A Constituição da República em vigor (?), também conhecida como Constituição Cidadã, foi promulgada em 5 de outubro de 1988, contando, portanto, com 27 anos de existência. Número cabalístico que batiza o "Clube dos 27", integrado por astros da música (Jimi Hendrix, Kurt Cobain, Amy Winehouse, Janis Joplin, Jim Morrison, e tantos outros) que, no auge de suas carreiras, morreram precocemente, todos aos 27 anos – qualquer semelhança é mera coincidência.
O duro golpe à Carta Magna veio numa despretensiosa quarta-feira, 17 de fevereiro de 2016, quando o STF, guardião da Lei Maior, deu uma reviravolta na jurisprudência até então consolidada. O Pleno entendeu, por maioria, que a execução provisória de acórdão penal condenatório proferido em grau de apelação, ainda que sujeito a recurso especial ou extraordinário, não compromete o sagrado princípio da presunção de inocência, nada obstante a cláusula pétrea afirmar de que ninguém será considerado culpado até o trânsito em julgado de sentença penal condenatória (art. 5º, LVII, CF/88).
Ora, tratando-se de prisão por força de acórdão condenatório recorrível, o caminho bifurca-se em hipóteses taxativas: prisão cautelar ou antecipação do cumprimento da pena. A primeira, preenchidos os requisitos autorizadores existentes no caso concreto, reveste-se de validade; já a segunda, lamentavelmente, equivale a confissão irretratável de negativa de préstimo à Constituição.
A válvula de escape não poderia ser diferente: esse precedente tornou-se responsável pelas expedições de mandados de prisão em escala industrial. E em sintonia com essa onda está o TJ/PE, composto por notáveis magistrados, os quais, atrevo-me dizer, no mais puro instinto de praticar justiça, vêm dando guarida a um entendimento, data vênia, contrário ao texto constitucional.
Em leito de morte, a Constituição respira com a ajuda de aparelhos, leia-se magistrados, que ainda se mantêm fiéis aos preceitos fundamentais. Ao que me consta, o desembargador Antônio Carlos Alves da Silva é o único membro das Câmaras Criminais do TJ/PE que se conserva preso à legalidade, blindado da compreensível opinião pública que, nutrida diuturnamente por uma mídia datenizada, vê na prisão a chave para diminuir a sensação de impunidade.

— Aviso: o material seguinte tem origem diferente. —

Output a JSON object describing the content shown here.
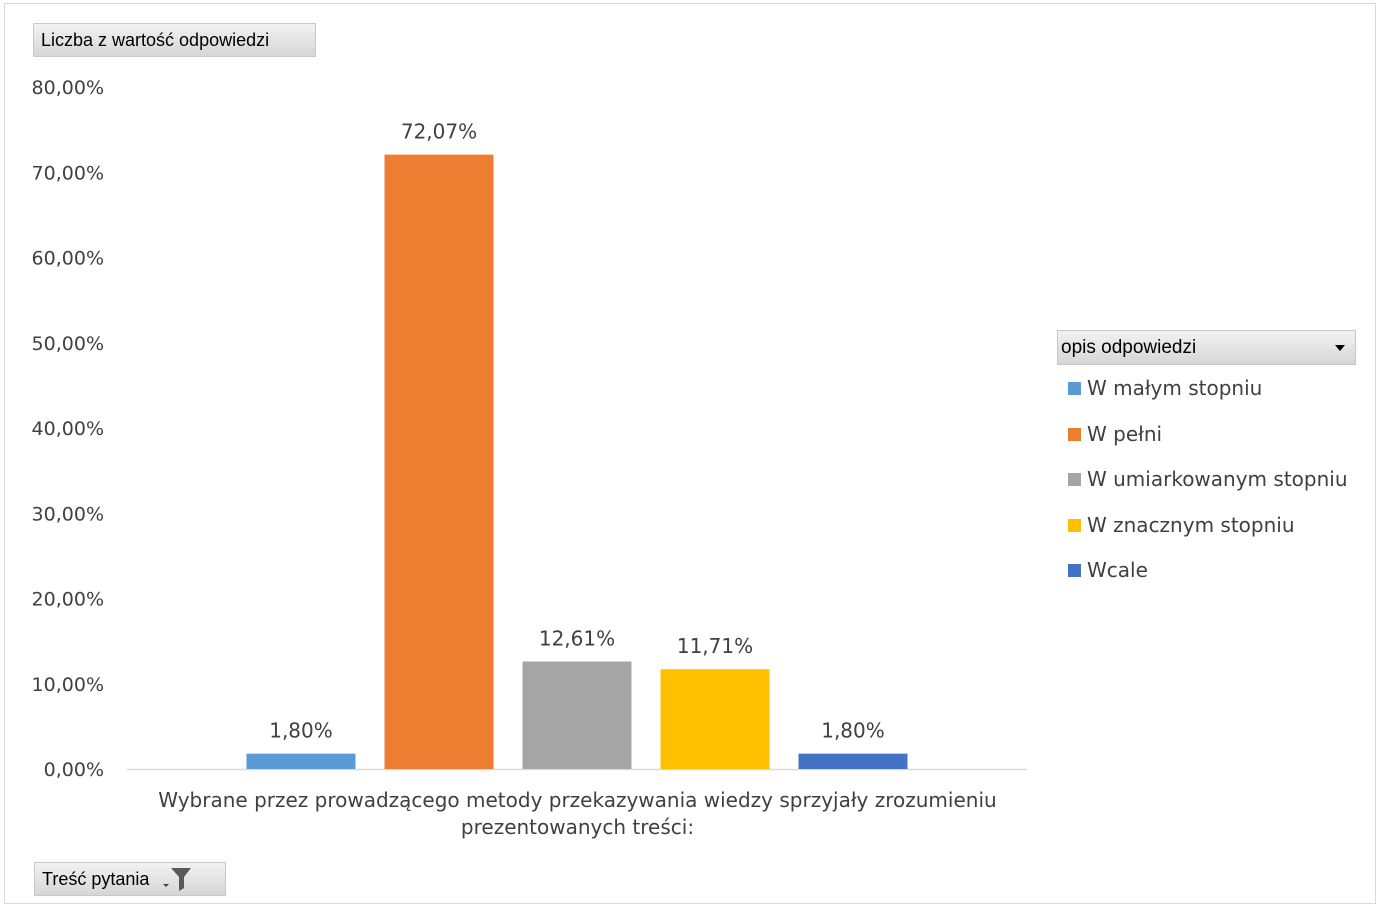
{
  "pivot": {
    "value_field_label": "Liczba z wartość odpowiedzi",
    "category_field_label": "Treść pytania",
    "legend_field_label": "opis odpowiedzi"
  },
  "chart_data": {
    "type": "bar",
    "categories": [
      "Wybrane przez prowadzącego metody przekazywania wiedzy sprzyjały zrozumieniu prezentowanych treści:"
    ],
    "series": [
      {
        "name": "W małym stopniu",
        "values": [
          1.8
        ],
        "label": "1,80%",
        "color": "#5b9bd5"
      },
      {
        "name": "W pełni",
        "values": [
          72.07
        ],
        "label": "72,07%",
        "color": "#ed7d31"
      },
      {
        "name": "W umiarkowanym stopniu",
        "values": [
          12.61
        ],
        "label": "12,61%",
        "color": "#a5a5a5"
      },
      {
        "name": "W znacznym stopniu",
        "values": [
          11.71
        ],
        "label": "11,71%",
        "color": "#ffc000"
      },
      {
        "name": "Wcale",
        "values": [
          1.8
        ],
        "label": "1,80%",
        "color": "#4472c4"
      }
    ],
    "ylim": [
      0,
      80
    ],
    "yticks": [
      0,
      10,
      20,
      30,
      40,
      50,
      60,
      70,
      80
    ],
    "ytick_labels": [
      "0,00%",
      "10,00%",
      "20,00%",
      "30,00%",
      "40,00%",
      "50,00%",
      "60,00%",
      "70,00%",
      "80,00%"
    ],
    "grid": false,
    "legend_position": "right"
  }
}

Não custa lembrar que o princípio da legalidade, construído a custo de muito sangue, é instrumento de garantia do cidadão contra o braço punitivista do Estado. Com o desenvolvimento da ciência do Direito, sobretudo da dogmática penal, a legalidade tornou-se o princípio mater dos demais cânones que regem o Estado Democrático de Direito.
Todavia, encandeados por uma reluzente retórica, os filhos deste solo hoje sofrem na areia movediça da insegurança jurídica, manifestada pela acrobacia hermenêutica emprestada pelo STF quando da relativização que se fez do princípio da presunção da inocência no famigerado julgamento do HC 126.292.
Com todas as vênias, abrir mão da legalidade em prol da suposta redução da impunidade é tal qual abrir a Caixa de Pandora. Nas estórias de terror, faz-se pacto diabólico, trocando-se a alma por uma vantagem mundana. No mundo atual real, a fatura desse escambo, em nome da alma da justiça, chegará à galope.
Que no voto vencido do desembargador Antônio Carlos, que atualmente figura em honrosa solidão no âmbito estadual, resida a semente fecundante do terreno das garantias e essa, hoje ilha, forme arquipélagos e, oxalá, torne-se a pangeia da legalidade.